Face à l’histoire aussi, Exile On Main St. a mis son temps pour convaincre. Les critiques de l’époque n’ont pas été tendres avec lui, et les fans ont attendu plusieurs années avant de le porter au pinacle, le plaçant souvent en tête de leurs suffrages après l’avoir boudé. Avec le temps, Exile s’est en effet bonifié comme le bon vin français, recevant d’abord les lauriers de sa légende forgée dans la cave de la villa Nellcôte louée par Keith Richards et Anita Pallenberg durant l’année 1971. Inutile de revenir trop longtemps sur le sujet, un livre entier signé Robert Greenfield a été publié par Le Mot et Le Reste l’année dernière. Et pour accompagner la réédition récente du double vinyle en double CD, Mick Jagger a cédé à la mode actuelle du documentaire promo (cf. le When You’re Strange de Di Cillo sur les Doors) en commandant à Stephen Kijack la réalisation d’un film intitulé Stones in Exile présenté à Cannes par un Jagger en costard et grosses baskets Nike (?). Film plutôt bien foutu, diffusé sur France 5 la semaine dernière et rediffusé le dimanche 25 juin à 05:50 du mat’, autant dire que ce sont surtout les veilleurs de nuit qui vont se payer une bonne tranche de rock’n’roll ce jour-là.
Incarnation idéal-typique de l’attitude rock, le mythe de Nellcôte a fondé en partie le célèbre mantra "sex, drugs & rock’n’roll" chanté par Ian Dury. Le charme provençal allié à la nudité affichée du torse richardsien et à la beauté scandinave d’Anita Pallenberg, les scènes d’oisiveté ou de travail sur le perron, à table, dans le grand salon, les jams improvisés entre Gram Parsons et Keith, entre Mick Taylor, Bobby Keys et Charlie Watts, enfin la drogue, qui afflue de Marseille ou d’Italie : autant de moments immortalisés par le photographe Dominique Tarlé qui contribuent à la légende du lieu et de l’époque. Exilés, les Stones le sont donc bien. Traqués par le fisc en Grande Bretagne, Jagger et Richards se sont réfugiés dans le sud de la France pour sauver les derniers kopecks que leur ancien manager Allen Klein ne leur a pas piqués. Main Street n’est pour l’instant qu’une idée lointaine, celle de l’Amérique crasseuse made in L.A., cortège de freaks que le groupe imitera ensuite sous l’objectif de Robert Frank quand il s’agira de terminer l’album par une séance photo sous le ciel angelno. Car ne nous y trompons pas : les Stones ont beau tout composer et enregistrer à Nellcôte (le meilleur moyen d’obliger Keith à venir aux séances étant de jouer chez lui !), le vinyle ne s’appelle pas Exile in Villefranche-sur-Mer. Non, le concept de l’album, c’est l’Amérique.

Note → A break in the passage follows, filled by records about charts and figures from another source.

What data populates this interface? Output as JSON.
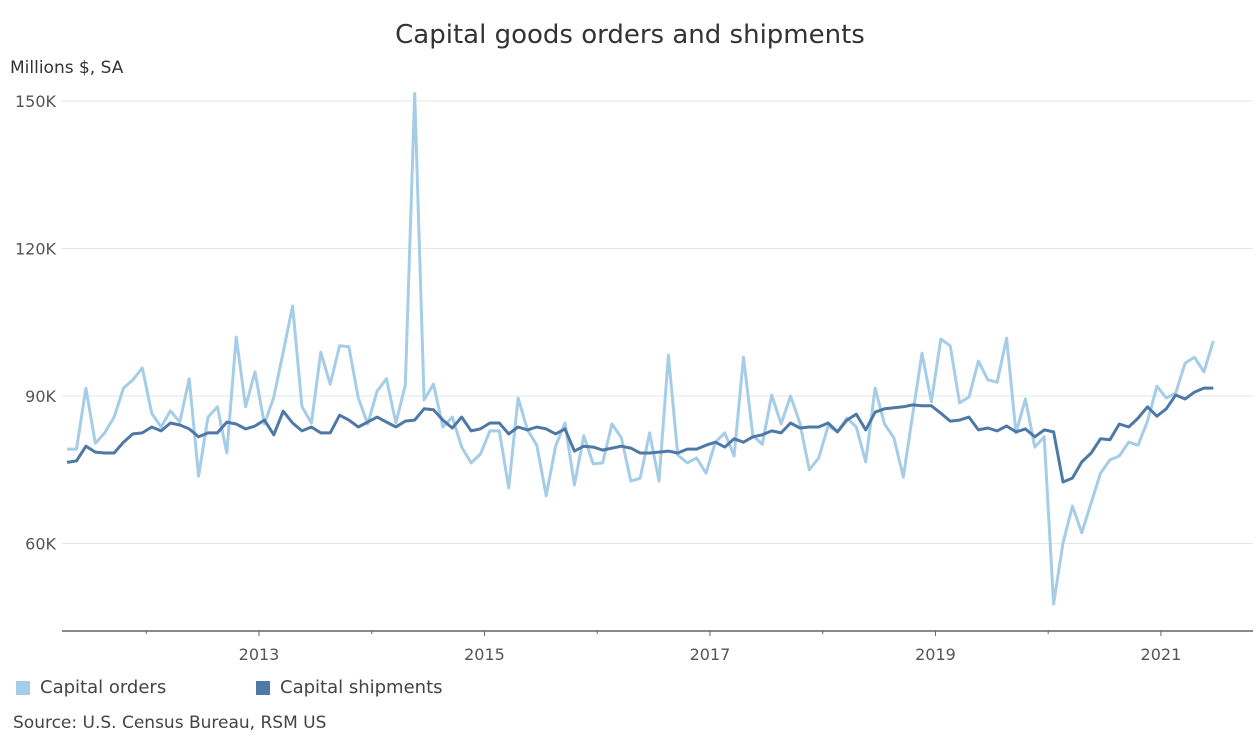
{
  "chart_data": {
    "type": "line",
    "title": "Capital goods orders and shipments",
    "ylabel": "Millions $, SA",
    "xlabel": "",
    "ylim": [
      43000,
      158000
    ],
    "xlim": [
      "2011-04",
      "2021-11"
    ],
    "yticks": [
      {
        "value": 60000,
        "label": "60K"
      },
      {
        "value": 90000,
        "label": "90K"
      },
      {
        "value": 120000,
        "label": "120K"
      },
      {
        "value": 150000,
        "label": "150K"
      }
    ],
    "xticks": [
      {
        "year": 2012,
        "label": ""
      },
      {
        "year": 2013,
        "label": "2013"
      },
      {
        "year": 2014,
        "label": ""
      },
      {
        "year": 2015,
        "label": "2015"
      },
      {
        "year": 2016,
        "label": ""
      },
      {
        "year": 2017,
        "label": "2017"
      },
      {
        "year": 2018,
        "label": ""
      },
      {
        "year": 2019,
        "label": "2019"
      },
      {
        "year": 2020,
        "label": ""
      },
      {
        "year": 2021,
        "label": "2021"
      }
    ],
    "grid": "horizontal",
    "legend_position": "bottom-left",
    "x_start": "2011-05",
    "x_frequency": "monthly",
    "series": [
      {
        "name": "Capital orders",
        "color": "#a6cde8",
        "values": [
          79.2,
          79.2,
          91.6,
          80.4,
          82.5,
          85.7,
          91.6,
          93.3,
          95.7,
          86.5,
          83.7,
          87.0,
          84.7,
          93.5,
          73.7,
          85.7,
          87.8,
          78.4,
          102.0,
          87.8,
          94.9,
          84.3,
          89.8,
          98.9,
          108.3,
          87.8,
          84.5,
          98.9,
          92.4,
          100.2,
          100.0,
          89.6,
          84.3,
          91.0,
          93.5,
          84.5,
          92.2,
          151.5,
          89.2,
          92.4,
          83.7,
          85.7,
          79.6,
          76.4,
          78.2,
          82.9,
          82.9,
          71.3,
          89.6,
          83.1,
          80.0,
          69.7,
          79.8,
          84.5,
          71.9,
          81.9,
          76.2,
          76.4,
          84.3,
          81.5,
          72.7,
          73.3,
          82.5,
          72.7,
          98.3,
          78.0,
          76.4,
          77.4,
          74.3,
          80.6,
          82.5,
          77.8,
          97.9,
          81.9,
          80.2,
          90.2,
          84.3,
          90.0,
          84.5,
          75.0,
          77.4,
          83.9,
          82.7,
          85.5,
          83.7,
          76.6,
          91.6,
          84.3,
          81.5,
          73.5,
          86.1,
          98.7,
          88.8,
          101.6,
          100.2,
          88.6,
          89.8,
          97.1,
          93.3,
          92.8,
          101.8,
          82.5,
          89.4,
          79.6,
          81.7,
          47.7,
          60.1,
          67.6,
          62.2,
          68.3,
          74.3,
          77.0,
          77.8,
          80.6,
          80.0,
          84.9,
          92.0,
          89.6,
          90.6,
          96.7,
          97.9,
          94.9,
          101.2
        ]
      },
      {
        "name": "Capital shipments",
        "color": "#4e79a7",
        "values": [
          76.5,
          76.8,
          79.8,
          78.6,
          78.4,
          78.4,
          80.6,
          82.3,
          82.5,
          83.7,
          82.9,
          84.5,
          84.1,
          83.3,
          81.7,
          82.5,
          82.5,
          84.7,
          84.3,
          83.3,
          83.9,
          85.1,
          82.1,
          86.9,
          84.5,
          82.9,
          83.7,
          82.5,
          82.5,
          86.1,
          85.1,
          83.7,
          84.7,
          85.7,
          84.7,
          83.7,
          84.9,
          85.1,
          87.4,
          87.2,
          85.1,
          83.5,
          85.7,
          82.9,
          83.3,
          84.5,
          84.5,
          82.3,
          83.7,
          83.1,
          83.7,
          83.3,
          82.3,
          83.3,
          78.8,
          79.8,
          79.6,
          79.0,
          79.4,
          79.8,
          79.4,
          78.4,
          78.4,
          78.6,
          78.8,
          78.4,
          79.2,
          79.2,
          80.0,
          80.6,
          79.6,
          81.3,
          80.6,
          81.7,
          82.1,
          82.9,
          82.5,
          84.5,
          83.5,
          83.7,
          83.7,
          84.5,
          82.7,
          85.1,
          86.3,
          83.1,
          86.7,
          87.4,
          87.6,
          87.8,
          88.2,
          88.0,
          88.0,
          86.5,
          84.9,
          85.1,
          85.7,
          83.1,
          83.5,
          82.9,
          83.9,
          82.7,
          83.3,
          81.7,
          83.1,
          82.7,
          72.5,
          73.3,
          76.6,
          78.4,
          81.3,
          81.1,
          84.3,
          83.7,
          85.5,
          87.8,
          85.9,
          87.4,
          90.2,
          89.4,
          90.8,
          91.6,
          91.6
        ]
      }
    ],
    "value_unit": "thousands of millions $",
    "source": "Source: U.S. Census Bureau, RSM US"
  }
}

Placé sous le signe du "bœuf dans la cave entre amis qui triturent les racines populaires américaines à coups de piano et de guitares", le disque s’impose comme le pendant réussi des Basement Tapes de Dylan et du Band. Autant ce dernier devient rapidement pète-couilles, boursouflé, engoncé dans sa propre autosatisfaction mélomane, autant l’interprétation stonienne de la culture américaine paraît lumineuse et inspirée, ouverte sur le monde. C’est que les Anglais ont travaillé pour ça. En effet, les Stones n’ont jamais eu les éclairs créateurs des Beatles, ces fulgurances qui accouchent d’une chanson en trois heures à peine. Ce sont des laborieux, des bosseurs, des cartésiens qui doutent, se cherchent, recommencent encore et encore. Des putain de tâcherons qui s’échinent toute la nuit, et celle d’après, et la journée aussi. Déjà au début des années soixante, à une époque où n’importe quel groupe à la mords-moi-le-nœud torchait un single en une heure et deux prises, les Stones jouaient les galériens et peinaient à pondre un Come On, un Time is on My Side, un Not Fade Away [1].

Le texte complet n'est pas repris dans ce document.